City pursues outside study to inform ‘transformation’ of Lawrence police department
photo by: Chris Conde/Journal-World File Photo
City leaders are pursuing an outside study to help inform potentially fundamental changes to the role of the Lawrence Police Department, including proposals to move some funding and duties from police to social services.
All of the specific issues the study will tackle aren’t determined right now, but city leaders are expecting it to be broad in scope. In a recent request for proposals for a consultant to conduct the study, the city states that it wants a comprehensive report that will aid in the “transformation” of the police department in response to changing operational needs, community expectations and the national narrative around policing and race relations.

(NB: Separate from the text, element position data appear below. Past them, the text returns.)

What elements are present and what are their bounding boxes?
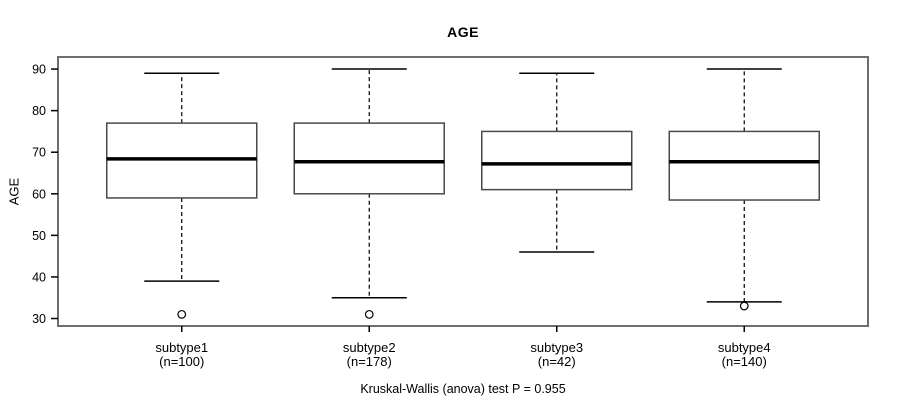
y-tick-label: 40: [32, 270, 46, 284]
category-sublabel: (n=140): [722, 354, 767, 369]
iqr-box: [293, 122, 445, 195]
category-label: subtype3: [530, 340, 583, 355]
y-tick-label: 80: [32, 104, 46, 118]
category-sublabel: (n=42): [538, 354, 576, 369]
chart-title: AGE: [447, 24, 479, 40]
category-label: subtype4: [718, 340, 771, 355]
outlier-point: [177, 309, 187, 319]
outlier-point: [739, 301, 749, 311]
y-tick-label: 70: [32, 146, 46, 160]
category-sublabel: (n=178): [347, 354, 392, 369]
iqr-box: [668, 130, 820, 201]
y-tick-label: 60: [32, 187, 46, 201]
plot-frame: [57, 56, 869, 327]
y-tick-label: 30: [32, 312, 46, 326]
category-sublabel: (n=100): [159, 354, 204, 369]
y-tick-label: 90: [32, 63, 46, 77]
category-label: subtype1: [155, 340, 208, 355]
iqr-box: [481, 130, 633, 191]
y-tick-label: 50: [32, 229, 46, 243]
category-label: subtype2: [343, 340, 396, 355]
kruskal-wallis-note: Kruskal-Wallis (anova) test P = 0.955: [360, 382, 566, 396]
outlier-point: [364, 309, 374, 319]
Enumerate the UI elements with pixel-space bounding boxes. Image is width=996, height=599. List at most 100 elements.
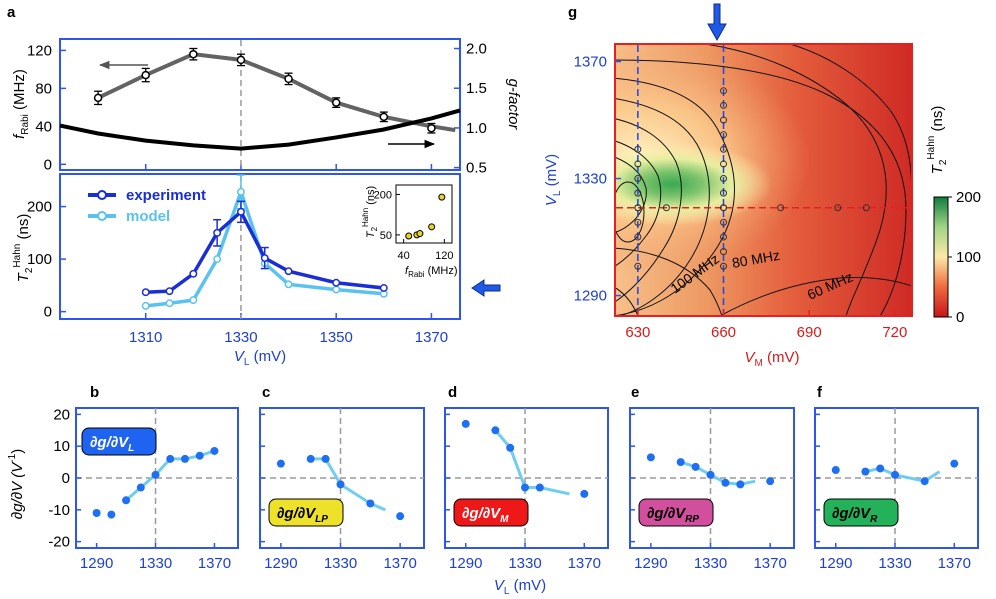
y-tick-label: 0: [62, 470, 70, 487]
frabi-point: [141, 70, 150, 80]
bottom-row-arrow-icon: [471, 279, 501, 297]
x-tick-label: 1370: [383, 555, 416, 572]
x-tick-label: 660: [711, 324, 736, 341]
panel-a-bottom-plot: 1310 1330 1350 1370 0 100 200 experiment model…: [12, 173, 461, 368]
model-point: [165, 299, 174, 308]
colorbar-label: T2Hahn (ns): [926, 106, 949, 175]
data-point: [831, 466, 840, 475]
g-vm: V: [744, 349, 756, 366]
x-tick-label: 1330: [508, 555, 541, 572]
model-point: [141, 301, 150, 310]
data-point: [706, 470, 715, 479]
column-arrow-icon: [707, 3, 727, 42]
panel-d-plot: 1290 1330 1370 ∂g/∂VM: [444, 407, 609, 572]
y-tick-label-left: 120: [27, 42, 52, 59]
frabi-unit: (MHz): [11, 69, 28, 114]
panel-a-bottom-frame: [59, 173, 461, 320]
inset-y-sup: Hahn: [361, 208, 370, 227]
y-tick-label: -20: [48, 534, 70, 551]
panel-label-b: b: [90, 384, 99, 401]
inset-point: [416, 230, 424, 238]
contour-line: [615, 247, 723, 316]
data-point: [195, 451, 204, 460]
data-point: [676, 458, 685, 467]
derivative-badge: [81, 427, 157, 456]
data-point: [861, 467, 870, 476]
data-point: [210, 446, 219, 455]
x-tick-label: 1370: [753, 555, 786, 572]
model-point: [213, 255, 222, 264]
y-tick-label: -10: [48, 502, 70, 519]
y-tick-label: 1370: [574, 54, 607, 71]
y-tick-label: 20: [53, 406, 70, 423]
measurement-point: [720, 87, 728, 95]
measurement-point: [634, 218, 642, 226]
measurement-point: [720, 233, 728, 241]
bx-sub: L: [504, 586, 510, 597]
cb-t: T: [929, 163, 946, 174]
experiment-point: [141, 288, 150, 297]
heatmap-hotspot: [615, 142, 772, 226]
model-point: [332, 285, 341, 294]
x-tick-label: 1310: [129, 329, 162, 346]
legend-experiment-marker: [97, 190, 107, 200]
contour-line: [615, 98, 710, 316]
vl-v: V: [234, 348, 246, 365]
y-tick-label-left: 0: [44, 156, 52, 173]
measurement-point: [634, 204, 642, 212]
panel-f-plot: 1290 1330 1370 ∂g/∂VR: [814, 407, 979, 572]
data-point: [521, 483, 530, 492]
inset-x-sub: Rabi: [408, 270, 425, 279]
data-point: [506, 443, 515, 452]
inset-y-tick-label: 50: [380, 230, 392, 242]
x-tick-label: 1290: [264, 555, 297, 572]
data-point: [646, 453, 655, 462]
data-point: [396, 512, 405, 521]
y-tick-label-right: 1.0: [466, 120, 487, 137]
derivative-label-main: ∂g/∂V: [90, 434, 130, 451]
inset-y-tick-label: 200: [374, 189, 392, 201]
data-point: [491, 426, 500, 435]
derivative-badge: [638, 498, 714, 527]
experiment-point: [332, 278, 341, 287]
measurement-point: [634, 189, 642, 197]
inset-x-tick-label: 40: [398, 250, 410, 262]
frabi-axis-label: fRabi (MHz): [11, 69, 31, 139]
legend-model-label: model: [126, 208, 170, 225]
derivative-label-main: ∂g/∂V: [462, 505, 502, 522]
heatmap-field: [615, 44, 912, 316]
panel-a-x-label: VL (mV): [234, 348, 286, 368]
derivative-label-sub: M: [500, 514, 509, 525]
y-tick-label: 200: [27, 199, 52, 216]
measurement-point: [634, 262, 642, 270]
contour-line: [719, 277, 912, 316]
data-point: [321, 454, 330, 463]
inset-frame: [395, 184, 453, 244]
frabi-point: [93, 93, 103, 103]
x-tick-label: 1290: [819, 555, 852, 572]
inset-x-label: fRabi (MHz): [405, 265, 458, 279]
data-point: [535, 483, 544, 492]
measurement-point: [720, 101, 728, 109]
cb-sub: 2: [938, 159, 949, 165]
model-point: [189, 296, 198, 305]
panel-b-plot: 1290 1330 1370 20 10 0 -10 -20 ∂g/∂VL: [48, 406, 239, 572]
by-sup: -1: [7, 453, 18, 462]
derivative-label-main: ∂g/∂V: [832, 505, 872, 522]
y-tick-label-right: 2.0: [466, 41, 487, 58]
legend-experiment-label: experiment: [126, 187, 206, 204]
experiment-point: [260, 254, 269, 263]
contour-line: [789, 44, 912, 201]
by-main: ∂g/∂V (V: [9, 461, 26, 520]
experiment-point: [165, 287, 174, 296]
frabi-sub: Rabi: [20, 114, 31, 135]
contour-line: [615, 287, 639, 316]
contour-line: [615, 181, 645, 243]
measurement-point: [720, 189, 728, 197]
inset-point: [428, 223, 436, 231]
x-tick-label: 1370: [415, 329, 448, 346]
measurement-point: [634, 145, 642, 153]
x-tick-label: 1350: [320, 329, 353, 346]
t2-axis-label: T2Hahn (ns): [12, 214, 35, 283]
g-vl-unit: (mV): [543, 154, 560, 191]
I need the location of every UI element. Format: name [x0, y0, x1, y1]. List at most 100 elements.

At a minimum, it’s expected the study will cover reforms called for by Mayor Jennifer Ananda, which her fellow city commissioners have indicated they would also like to consider. Following local and national protests earlier this year about police brutality and racial injustice, Ananda called for 12 potential reforms of the role of police in Lawrence. That includes re-evaluating what kinds of noncriminal behavior police should address and whether money spent on such enforcement should be spent instead on related public and social services — which, according to a city staff memo, could involve areas as diverse as public health, economic equality and environmental design.
But City Manager Craig Owens told the Journal-World that the study will likely cover more than just the issues Ananda and her fellow commissioners identified. Once the consultant is selected, he said, the scope of the study will be worked out in more detail.
“The list of 12 things that the mayor and the commission had talked about, those are the types of things that we would expect the consultant to be looking at, but I think the scope will expand well beyond that,” Owens said.
The study will likely examine at least two specific changes the commission is considering that would take some funds and duties away from the police department.
First, the commission has proposed establishing a mental health and addiction crisis response team and reallocating funds away from law enforcement to partners or employees in those areas.
Second, commissioners have questioned whether police should be responsible for addressing violations of city ordinances, such as complaints about noise, overgrown lawns and vehicle-related issues other than traffic violations. Similar to the first consideration, the commission will decide whether the funding dedicated to enforcement of those ordinances should be reallocated from the police to relevant city departments. The memo notes the city will need to consider the need for 24-hour response to complaints such as noise and vehicle issues.
The request for proposals also suggests that the study will cover oversight and accountability measures and ways to make policing fairer, more equitable and more culturally sensitive.
That might touch on issues raised by the city’s Community Police Review Board, which has previously called for changes to its own structure and powers. Because of the way the board was set up, it hasn’t been able to review any complaints against police since it was created roughly two years ago, as the Journal-World previously reported. Under current policies and practices, an internal division of the Lawrence police department investigates complaints against officers, and limited information is provided to the board and the public regarding complaints about bias and uses of force.
Other aspects of the study will have more to do with the internal workings of the police department, according to the request for proposals. Those include the goal of achieving accreditation from the Commission on Accreditation of Law Enforcement Agencies (CALEA) and the city manager’s recruitment process and hiring decision for the new police chief. The study is also expected to serve as a guide for the new chief and the department’s new strategic plan.
Owens said there is not a specific budget for the study at this time — that will be hashed out when the scope of the study is determined and the consultant’s contract is negotiated. He said the cost of the study will probably be split between this budget year and 2021, and that there are adequate resources in the budget to cover the cost.
Multiple city bodies — including the City Commission, the Human Relations Commission and the Community Police Review Board — will be providing opportunities for the public to give feedback on potential changes to the role of the police and the city’s approach to addressing social issues. The city expects to announce dates for those events sometime this month. Proposals for the study are due Aug. 17 and will be reviewed by a selection committee consisting of city staff and community stakeholders, according to the request for proposals. Interviews with prospective consultants will be completed by Sept. 11, with selection of the consultant and negotiation of the agreement to occur after that.